Julia Ioffe told the Guardian that on April 28, the day her profile of the Republican presidential nomination frontrunner Donald Trump’s wife appeared in GQ, she had received a phone call playing a speech by Nazi leader Adolf Hitler and another from a purported business, “Overnight Caskets.” Her Twitter feed and email inbox were flooded with anti-Semitic messages and imagery, including a cartoon of a Jew being executed.
“I started the day off having a sense of humor about it but by the end of the day, after a few phone calls like this, with people playing Hitler speeches, and the imagery, and people telling me my face would look good on a lampshade, it’s hard to laugh,” she said.
Ioffe’s profile of Melania Trump was critical, but not exceptionally so, in a heated election season. Ioffe said Melania Trump, like her husband, was evasive and hard to pin down, but also not unpleasant to deal with.

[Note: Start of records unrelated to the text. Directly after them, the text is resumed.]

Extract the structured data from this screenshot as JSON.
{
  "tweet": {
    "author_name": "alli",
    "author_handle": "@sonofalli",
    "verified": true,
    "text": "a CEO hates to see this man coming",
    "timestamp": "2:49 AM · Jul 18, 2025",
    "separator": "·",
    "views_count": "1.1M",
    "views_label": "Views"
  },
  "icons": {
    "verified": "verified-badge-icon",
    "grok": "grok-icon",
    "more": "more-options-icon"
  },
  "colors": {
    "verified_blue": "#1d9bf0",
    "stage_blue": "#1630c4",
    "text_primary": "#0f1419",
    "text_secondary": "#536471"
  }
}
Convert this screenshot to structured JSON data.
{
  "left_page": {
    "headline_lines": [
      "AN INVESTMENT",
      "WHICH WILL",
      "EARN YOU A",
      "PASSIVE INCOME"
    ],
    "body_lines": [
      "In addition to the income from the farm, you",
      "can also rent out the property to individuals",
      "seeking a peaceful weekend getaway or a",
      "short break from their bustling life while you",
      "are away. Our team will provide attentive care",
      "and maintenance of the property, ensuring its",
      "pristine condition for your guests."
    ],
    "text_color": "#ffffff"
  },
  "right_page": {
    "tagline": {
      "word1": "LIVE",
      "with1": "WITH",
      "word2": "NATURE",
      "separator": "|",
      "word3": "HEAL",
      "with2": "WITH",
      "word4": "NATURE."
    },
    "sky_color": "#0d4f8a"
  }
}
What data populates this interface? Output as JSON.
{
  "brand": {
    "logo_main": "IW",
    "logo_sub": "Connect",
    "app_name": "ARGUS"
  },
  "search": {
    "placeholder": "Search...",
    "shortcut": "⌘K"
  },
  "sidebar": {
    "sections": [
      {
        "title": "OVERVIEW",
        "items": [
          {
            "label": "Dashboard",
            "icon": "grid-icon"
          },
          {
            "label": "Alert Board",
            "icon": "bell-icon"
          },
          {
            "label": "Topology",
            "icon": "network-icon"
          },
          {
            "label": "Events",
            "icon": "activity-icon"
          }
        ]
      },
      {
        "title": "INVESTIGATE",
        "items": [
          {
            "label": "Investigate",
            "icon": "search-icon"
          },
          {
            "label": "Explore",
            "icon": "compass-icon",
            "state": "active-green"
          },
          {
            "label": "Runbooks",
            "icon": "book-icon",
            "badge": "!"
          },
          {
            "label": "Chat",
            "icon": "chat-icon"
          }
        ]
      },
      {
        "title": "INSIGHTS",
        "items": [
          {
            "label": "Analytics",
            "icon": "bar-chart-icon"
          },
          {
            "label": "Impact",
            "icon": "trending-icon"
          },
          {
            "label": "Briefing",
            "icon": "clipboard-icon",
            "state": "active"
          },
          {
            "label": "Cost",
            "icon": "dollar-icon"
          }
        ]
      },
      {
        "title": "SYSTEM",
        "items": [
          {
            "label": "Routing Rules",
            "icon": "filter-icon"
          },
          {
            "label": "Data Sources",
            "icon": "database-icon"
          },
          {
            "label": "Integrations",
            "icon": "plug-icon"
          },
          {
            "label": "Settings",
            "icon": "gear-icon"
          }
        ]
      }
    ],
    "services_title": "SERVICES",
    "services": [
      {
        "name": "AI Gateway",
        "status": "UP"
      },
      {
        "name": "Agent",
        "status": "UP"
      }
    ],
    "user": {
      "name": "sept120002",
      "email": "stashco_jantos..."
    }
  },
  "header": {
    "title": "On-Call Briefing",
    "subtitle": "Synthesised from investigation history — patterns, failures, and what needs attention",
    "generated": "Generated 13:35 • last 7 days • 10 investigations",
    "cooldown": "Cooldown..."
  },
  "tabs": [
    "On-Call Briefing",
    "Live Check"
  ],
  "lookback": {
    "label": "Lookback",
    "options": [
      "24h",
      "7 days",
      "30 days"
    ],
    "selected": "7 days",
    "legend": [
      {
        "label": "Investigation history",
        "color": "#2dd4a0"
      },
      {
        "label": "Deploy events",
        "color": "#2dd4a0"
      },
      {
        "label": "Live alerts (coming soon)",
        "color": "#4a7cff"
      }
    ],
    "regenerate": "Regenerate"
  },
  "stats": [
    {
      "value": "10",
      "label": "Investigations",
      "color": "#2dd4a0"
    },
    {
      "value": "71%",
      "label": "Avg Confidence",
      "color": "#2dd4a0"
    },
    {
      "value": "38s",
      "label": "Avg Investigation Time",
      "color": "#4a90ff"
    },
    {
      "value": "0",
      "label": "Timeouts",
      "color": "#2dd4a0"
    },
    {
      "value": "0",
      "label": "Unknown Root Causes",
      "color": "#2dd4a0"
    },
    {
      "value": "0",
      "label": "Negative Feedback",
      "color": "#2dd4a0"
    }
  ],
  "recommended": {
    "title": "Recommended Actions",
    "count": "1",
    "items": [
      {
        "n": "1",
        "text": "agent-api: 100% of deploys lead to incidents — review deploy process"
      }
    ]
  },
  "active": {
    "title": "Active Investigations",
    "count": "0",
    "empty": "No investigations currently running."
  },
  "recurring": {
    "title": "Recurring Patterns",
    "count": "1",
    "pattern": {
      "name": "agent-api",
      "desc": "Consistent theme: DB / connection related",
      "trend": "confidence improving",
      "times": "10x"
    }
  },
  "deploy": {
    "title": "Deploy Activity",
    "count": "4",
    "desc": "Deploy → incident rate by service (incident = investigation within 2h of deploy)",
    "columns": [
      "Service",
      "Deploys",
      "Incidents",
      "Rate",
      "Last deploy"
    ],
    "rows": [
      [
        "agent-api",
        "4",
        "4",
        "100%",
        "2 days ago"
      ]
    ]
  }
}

“She makes meaningful eye contact and emphatically repeats affirmative, folksy banalities—she ‘has a thick skin,’ she takes things ‘day by day,’ she follows the news ‘from A to Z’—until the interviewer either is transported into a supra-verbal understanding or decides it’s pointless to press for specifics,” Ioffe wrote. “But unlike her husband, Melania is reserved, polite, and steady, say those close to her.”
Melania Trump in a Facebook posting said the article was inaccurate. The onetime model, who is from Slovenia, singled out for criticism Ioffe’s revelation of a half brother, born out of wedlock from a relationship her father had before he met her mother.
“My parents are private citizens and should not be subject to Ms. Ioffe’s unfair scrutiny,” Melania Trump said.
Donald Trump’s supporters have turned on his critics on social media; women among his critics have been the target of misogynist attacks, while blacks and Latinos have weathered racist attacks.
The real estate magnate has at times appeared to encourage supporters to attack protesters at his rallies, and there have been several violent confrontations.
Ioffe, whose family emigrated from the Soviet Union 26 years ago, said the abuse she faced reminded her of the anti-Semitism from which her family fled in Russia.